Yes — every vitiligo patient should have a TSH and anti-TPO antibody test at diagnosis. Autoimmune thyroid disease coexists in 28 to 40 percent of Indian vitiligo patients (versus around 2 percent in matched controls), and the figure rises in women and those with longstanding vitiligo. Anti-TPO antibody positivity has been reported as high as 46.67 percent in North-East Indian cohorts. The two tests cost ₹400 to ₹900 combined at most Indian labs. If hypothyroidism is found early, treatment with levothyroxine prevents fatigue, weight gain, fertility issues, and depression that often get blamed on vitiligo itself.

10

What is the difference between segmental and non-segmental vitiligo and why does it matter?
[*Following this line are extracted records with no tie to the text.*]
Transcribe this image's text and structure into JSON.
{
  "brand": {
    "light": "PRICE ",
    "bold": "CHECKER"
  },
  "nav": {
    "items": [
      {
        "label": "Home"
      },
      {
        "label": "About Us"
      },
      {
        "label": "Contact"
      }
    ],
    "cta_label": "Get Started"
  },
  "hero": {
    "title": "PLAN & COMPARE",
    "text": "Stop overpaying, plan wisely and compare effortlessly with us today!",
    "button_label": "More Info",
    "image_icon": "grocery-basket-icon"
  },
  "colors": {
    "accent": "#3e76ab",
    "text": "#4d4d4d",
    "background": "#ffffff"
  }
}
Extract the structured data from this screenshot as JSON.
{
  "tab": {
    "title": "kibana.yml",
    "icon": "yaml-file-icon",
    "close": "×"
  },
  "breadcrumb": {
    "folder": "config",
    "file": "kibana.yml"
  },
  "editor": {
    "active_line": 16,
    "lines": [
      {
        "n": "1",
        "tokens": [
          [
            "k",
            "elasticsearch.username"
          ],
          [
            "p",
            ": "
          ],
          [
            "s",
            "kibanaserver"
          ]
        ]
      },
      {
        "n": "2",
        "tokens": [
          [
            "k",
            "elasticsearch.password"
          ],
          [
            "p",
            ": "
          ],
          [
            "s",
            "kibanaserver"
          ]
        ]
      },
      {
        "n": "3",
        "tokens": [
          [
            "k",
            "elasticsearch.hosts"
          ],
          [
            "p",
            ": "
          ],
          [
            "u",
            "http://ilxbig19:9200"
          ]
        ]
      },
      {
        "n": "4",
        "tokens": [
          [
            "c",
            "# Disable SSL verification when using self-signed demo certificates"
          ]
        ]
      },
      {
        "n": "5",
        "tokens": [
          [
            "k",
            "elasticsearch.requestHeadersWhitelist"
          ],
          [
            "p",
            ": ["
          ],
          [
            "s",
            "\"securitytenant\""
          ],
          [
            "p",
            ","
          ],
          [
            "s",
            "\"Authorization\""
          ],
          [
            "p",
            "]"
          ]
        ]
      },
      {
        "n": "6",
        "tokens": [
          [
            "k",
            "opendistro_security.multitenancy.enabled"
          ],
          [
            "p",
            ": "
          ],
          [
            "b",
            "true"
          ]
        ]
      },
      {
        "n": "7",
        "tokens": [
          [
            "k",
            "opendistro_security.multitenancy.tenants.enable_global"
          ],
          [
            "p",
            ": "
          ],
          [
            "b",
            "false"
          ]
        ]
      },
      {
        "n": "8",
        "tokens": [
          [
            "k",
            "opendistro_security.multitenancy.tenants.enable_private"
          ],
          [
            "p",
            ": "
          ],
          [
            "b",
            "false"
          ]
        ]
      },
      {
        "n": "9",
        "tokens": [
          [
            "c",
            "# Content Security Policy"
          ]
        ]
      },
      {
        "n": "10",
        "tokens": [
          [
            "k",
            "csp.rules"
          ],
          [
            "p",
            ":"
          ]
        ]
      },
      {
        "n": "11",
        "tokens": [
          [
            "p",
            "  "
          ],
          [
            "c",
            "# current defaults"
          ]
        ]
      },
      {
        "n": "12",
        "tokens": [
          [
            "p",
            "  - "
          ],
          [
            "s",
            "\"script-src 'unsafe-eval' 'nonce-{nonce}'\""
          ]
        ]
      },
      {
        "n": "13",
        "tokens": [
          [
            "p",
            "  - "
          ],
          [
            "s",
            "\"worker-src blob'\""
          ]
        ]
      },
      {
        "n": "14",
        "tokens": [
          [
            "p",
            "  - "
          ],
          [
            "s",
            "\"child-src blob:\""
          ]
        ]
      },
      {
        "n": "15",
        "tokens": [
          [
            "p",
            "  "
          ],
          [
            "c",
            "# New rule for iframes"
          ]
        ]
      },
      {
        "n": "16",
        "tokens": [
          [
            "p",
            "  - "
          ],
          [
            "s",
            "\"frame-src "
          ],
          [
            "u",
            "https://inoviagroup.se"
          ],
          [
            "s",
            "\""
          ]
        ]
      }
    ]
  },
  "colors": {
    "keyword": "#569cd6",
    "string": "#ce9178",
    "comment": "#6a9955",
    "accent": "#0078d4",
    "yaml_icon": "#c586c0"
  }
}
Segmental vitiligo is unilateral, follows a dermatomal or band-like pattern, starts younger, and tends to stabilise within 6 to 12 months — making it the best candidate for surgical melanocyte transplant. Non-segmental vitiligo (vulgaris, acrofacial, universal) is symmetrical, progressive, and responds better to medical therapy including phototherapy and JAK inhibitors. In Indian cohorts, only 1 to 7 percent of patients have segmental vitiligo — the vast majority have vulgaris (around 58 percent) or acrofacial (around 27 percent). Knowing your subtype determines whether you start with topicals plus phototherapy or move directly to surgical evaluation.

Medical Disclaimer: This information is for educational purposes only and does not constitute medical advice. Costs are estimates based on published hospital data and may vary. Consult a qualified healthcare professional before making treatment decisions.